Masing-masing pusaka memiliki filosofi yang mendalam. Songsong dan tombak melambangkan perlindungan dan keteguhan, Angkin sebagai simbol pengikat tekad, sementara Bromo Geni dan Pamong Angon Geni merepresentasikan kekuatan spiritual dan kearifan dalam memimpin.
“Pusaka yang paling ampuh di Ponorogo adalah bagaimana bahu membahu, saling memahami, saling mengerti, saling menyadari, sehingga ada kata tiga kalimat yang biasa saya sampaikan: bergandeng erat, bergerak cepat, menuju Ponorogo hebat. Itu pusaka yang kami arak dan kirab bersama-sama, simbolnya adalah pusaka sakti,” tegas Kang Giri.
Prosesi kirab dimulai dengan penyerahan pusaka dari Bupati kepada pasukan pembawa pusaka (bergodo) yang berjalan kaki tanpa alas, tanpa cahaya, dan tanpa suara menuju makam Batoro Katong, pendiri Ponorogo. Di makam tersebut, seluruh pusaka menjalani prosesi penjamasan atau pembersihan secara spiritual yang dipimpin oleh juru kunci makam.

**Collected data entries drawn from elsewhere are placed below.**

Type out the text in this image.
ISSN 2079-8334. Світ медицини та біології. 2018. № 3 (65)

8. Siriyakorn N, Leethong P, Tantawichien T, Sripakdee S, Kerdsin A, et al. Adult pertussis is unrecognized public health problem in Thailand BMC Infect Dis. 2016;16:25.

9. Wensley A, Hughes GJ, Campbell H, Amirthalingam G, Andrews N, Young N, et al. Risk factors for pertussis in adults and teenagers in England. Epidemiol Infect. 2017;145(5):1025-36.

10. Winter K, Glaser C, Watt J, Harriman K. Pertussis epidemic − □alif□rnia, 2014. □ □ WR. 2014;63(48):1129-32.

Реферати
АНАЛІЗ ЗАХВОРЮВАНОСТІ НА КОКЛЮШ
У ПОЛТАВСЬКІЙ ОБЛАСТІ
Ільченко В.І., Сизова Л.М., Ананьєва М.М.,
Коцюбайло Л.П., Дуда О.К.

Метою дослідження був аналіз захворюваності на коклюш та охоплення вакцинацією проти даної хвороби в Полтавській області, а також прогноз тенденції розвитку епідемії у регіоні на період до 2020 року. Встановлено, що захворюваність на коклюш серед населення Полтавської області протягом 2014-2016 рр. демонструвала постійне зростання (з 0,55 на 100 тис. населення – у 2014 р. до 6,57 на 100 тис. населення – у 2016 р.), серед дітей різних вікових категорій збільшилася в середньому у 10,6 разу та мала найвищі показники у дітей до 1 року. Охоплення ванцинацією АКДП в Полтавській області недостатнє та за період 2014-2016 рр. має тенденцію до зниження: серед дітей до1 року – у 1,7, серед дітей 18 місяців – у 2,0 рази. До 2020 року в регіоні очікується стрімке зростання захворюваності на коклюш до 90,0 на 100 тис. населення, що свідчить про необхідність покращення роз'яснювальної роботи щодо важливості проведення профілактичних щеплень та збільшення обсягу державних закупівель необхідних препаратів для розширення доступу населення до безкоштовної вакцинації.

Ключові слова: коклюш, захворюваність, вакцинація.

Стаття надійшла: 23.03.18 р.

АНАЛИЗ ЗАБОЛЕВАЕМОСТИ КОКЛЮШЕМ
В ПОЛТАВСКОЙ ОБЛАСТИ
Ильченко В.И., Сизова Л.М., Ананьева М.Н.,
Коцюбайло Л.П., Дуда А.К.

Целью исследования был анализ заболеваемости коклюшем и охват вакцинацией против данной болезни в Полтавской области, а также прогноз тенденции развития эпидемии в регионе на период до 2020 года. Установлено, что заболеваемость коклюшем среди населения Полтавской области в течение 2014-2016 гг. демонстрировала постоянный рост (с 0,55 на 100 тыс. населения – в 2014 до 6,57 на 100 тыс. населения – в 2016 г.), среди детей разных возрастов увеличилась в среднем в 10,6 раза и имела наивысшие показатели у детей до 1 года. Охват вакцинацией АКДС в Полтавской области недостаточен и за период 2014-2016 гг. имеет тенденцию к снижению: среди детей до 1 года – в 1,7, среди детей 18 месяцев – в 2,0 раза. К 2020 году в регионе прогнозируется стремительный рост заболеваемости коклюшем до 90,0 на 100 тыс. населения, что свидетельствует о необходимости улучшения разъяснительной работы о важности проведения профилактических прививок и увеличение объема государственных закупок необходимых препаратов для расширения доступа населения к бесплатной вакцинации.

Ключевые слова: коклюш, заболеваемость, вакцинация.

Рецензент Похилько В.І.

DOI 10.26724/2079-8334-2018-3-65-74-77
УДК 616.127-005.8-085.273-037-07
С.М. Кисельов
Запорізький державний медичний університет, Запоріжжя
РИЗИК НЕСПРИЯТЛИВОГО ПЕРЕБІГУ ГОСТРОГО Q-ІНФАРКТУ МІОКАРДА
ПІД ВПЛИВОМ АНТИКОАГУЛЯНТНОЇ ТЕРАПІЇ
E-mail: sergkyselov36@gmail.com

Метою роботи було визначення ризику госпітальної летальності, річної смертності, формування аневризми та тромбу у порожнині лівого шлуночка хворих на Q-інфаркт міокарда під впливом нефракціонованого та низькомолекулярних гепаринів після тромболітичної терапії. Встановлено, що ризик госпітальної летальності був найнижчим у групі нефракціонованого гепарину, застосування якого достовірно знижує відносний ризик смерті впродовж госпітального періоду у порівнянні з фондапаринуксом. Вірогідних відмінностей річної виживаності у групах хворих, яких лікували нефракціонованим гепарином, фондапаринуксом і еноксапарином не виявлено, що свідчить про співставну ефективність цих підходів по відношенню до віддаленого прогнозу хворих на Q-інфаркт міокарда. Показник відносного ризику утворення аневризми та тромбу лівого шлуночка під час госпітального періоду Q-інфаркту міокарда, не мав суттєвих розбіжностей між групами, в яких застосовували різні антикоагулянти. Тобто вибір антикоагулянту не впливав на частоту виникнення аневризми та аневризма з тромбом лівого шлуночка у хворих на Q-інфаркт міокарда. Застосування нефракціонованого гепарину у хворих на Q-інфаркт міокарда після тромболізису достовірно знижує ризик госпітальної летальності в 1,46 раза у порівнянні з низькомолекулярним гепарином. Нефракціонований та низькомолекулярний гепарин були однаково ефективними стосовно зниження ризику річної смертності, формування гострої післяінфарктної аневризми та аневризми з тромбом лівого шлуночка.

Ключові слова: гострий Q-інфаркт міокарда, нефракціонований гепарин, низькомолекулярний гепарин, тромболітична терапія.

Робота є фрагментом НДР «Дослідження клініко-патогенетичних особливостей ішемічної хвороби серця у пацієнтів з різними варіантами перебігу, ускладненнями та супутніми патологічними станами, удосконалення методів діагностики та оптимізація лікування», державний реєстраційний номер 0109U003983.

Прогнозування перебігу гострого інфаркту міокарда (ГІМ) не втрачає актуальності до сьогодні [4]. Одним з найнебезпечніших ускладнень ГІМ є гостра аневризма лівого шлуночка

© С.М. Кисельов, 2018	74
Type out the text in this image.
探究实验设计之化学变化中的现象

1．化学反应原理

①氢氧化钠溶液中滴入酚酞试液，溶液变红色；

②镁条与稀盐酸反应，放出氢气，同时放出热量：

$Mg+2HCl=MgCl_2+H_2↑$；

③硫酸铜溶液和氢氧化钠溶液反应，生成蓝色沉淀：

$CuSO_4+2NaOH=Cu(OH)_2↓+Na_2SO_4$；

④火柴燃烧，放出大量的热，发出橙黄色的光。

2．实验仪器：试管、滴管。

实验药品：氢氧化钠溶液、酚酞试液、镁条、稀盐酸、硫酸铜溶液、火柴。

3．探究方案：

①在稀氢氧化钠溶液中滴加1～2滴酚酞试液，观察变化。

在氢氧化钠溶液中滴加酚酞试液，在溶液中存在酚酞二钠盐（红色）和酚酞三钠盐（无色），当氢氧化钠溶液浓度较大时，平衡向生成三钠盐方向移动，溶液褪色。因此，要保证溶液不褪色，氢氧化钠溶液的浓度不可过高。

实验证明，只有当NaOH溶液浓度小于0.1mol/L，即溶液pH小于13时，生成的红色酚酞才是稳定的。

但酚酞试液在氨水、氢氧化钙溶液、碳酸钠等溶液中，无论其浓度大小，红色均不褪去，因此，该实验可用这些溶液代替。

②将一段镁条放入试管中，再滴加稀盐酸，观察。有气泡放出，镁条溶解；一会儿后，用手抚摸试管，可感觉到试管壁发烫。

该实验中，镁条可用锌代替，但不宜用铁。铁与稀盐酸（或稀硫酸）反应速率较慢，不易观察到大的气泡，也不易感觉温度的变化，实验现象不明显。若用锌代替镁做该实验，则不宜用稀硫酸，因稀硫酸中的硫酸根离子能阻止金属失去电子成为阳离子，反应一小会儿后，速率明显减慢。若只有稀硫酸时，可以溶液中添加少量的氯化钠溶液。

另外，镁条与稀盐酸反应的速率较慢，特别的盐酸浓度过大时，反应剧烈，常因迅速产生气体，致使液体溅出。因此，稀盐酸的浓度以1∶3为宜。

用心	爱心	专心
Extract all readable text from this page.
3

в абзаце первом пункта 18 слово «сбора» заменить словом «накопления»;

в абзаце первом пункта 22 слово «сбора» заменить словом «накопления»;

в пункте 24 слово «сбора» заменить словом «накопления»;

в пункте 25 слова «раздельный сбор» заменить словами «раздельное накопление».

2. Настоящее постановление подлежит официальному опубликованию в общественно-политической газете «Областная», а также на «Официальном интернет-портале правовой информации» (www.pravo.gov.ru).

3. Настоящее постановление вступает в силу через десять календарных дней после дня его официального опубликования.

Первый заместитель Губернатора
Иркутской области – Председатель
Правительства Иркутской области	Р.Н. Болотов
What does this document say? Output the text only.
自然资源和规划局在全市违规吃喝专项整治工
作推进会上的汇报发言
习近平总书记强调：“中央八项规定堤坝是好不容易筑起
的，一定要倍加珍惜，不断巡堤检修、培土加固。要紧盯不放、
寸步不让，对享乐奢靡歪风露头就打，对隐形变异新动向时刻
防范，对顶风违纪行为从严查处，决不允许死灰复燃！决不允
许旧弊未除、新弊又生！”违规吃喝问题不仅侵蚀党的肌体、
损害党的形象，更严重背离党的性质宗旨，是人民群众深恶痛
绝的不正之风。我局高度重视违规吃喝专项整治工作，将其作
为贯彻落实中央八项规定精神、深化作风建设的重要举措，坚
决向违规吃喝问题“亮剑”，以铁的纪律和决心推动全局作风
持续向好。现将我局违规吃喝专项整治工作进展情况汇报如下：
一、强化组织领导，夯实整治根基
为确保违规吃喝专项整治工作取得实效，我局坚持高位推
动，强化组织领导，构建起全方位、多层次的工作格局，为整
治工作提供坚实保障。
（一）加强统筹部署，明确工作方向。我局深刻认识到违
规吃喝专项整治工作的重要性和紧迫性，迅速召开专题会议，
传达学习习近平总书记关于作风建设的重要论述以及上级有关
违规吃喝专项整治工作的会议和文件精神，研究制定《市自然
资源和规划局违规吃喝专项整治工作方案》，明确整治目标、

Tembang Jawa macapat mengawali prosesi sebagai bentuk penghormatan dan pembuka suasana khidmat. Kirab kemudian dilanjutkan keesokan harinya dengan pengembalian pusaka ke Pringgitan, kali ini diiringi ribuan warga yang antusias mengikuti perjalanan sakral tersebut.
Gaguk Hermanto selaku panitia menyampaikan bahwa prosesi Bedol Pusaka juga menjadi representasi sejarah pemindahan pusat pemerintahan Ponorogo dari wilayah timur ke pusat kota saat ini.
“Ini bukan hanya soal tradisi, tapi jejak sejarah yang terus kita rawat dengan penuh hormat,” ungkap Gaguk.
Tradisi ini menjadi salah satu penanda kuat identitas budaya Ponorogo yang terus dilestarikan secara turun-temurun, menjadi sumber kekuatan spiritual sekaligus pemersatu masyarakat. (end/ian)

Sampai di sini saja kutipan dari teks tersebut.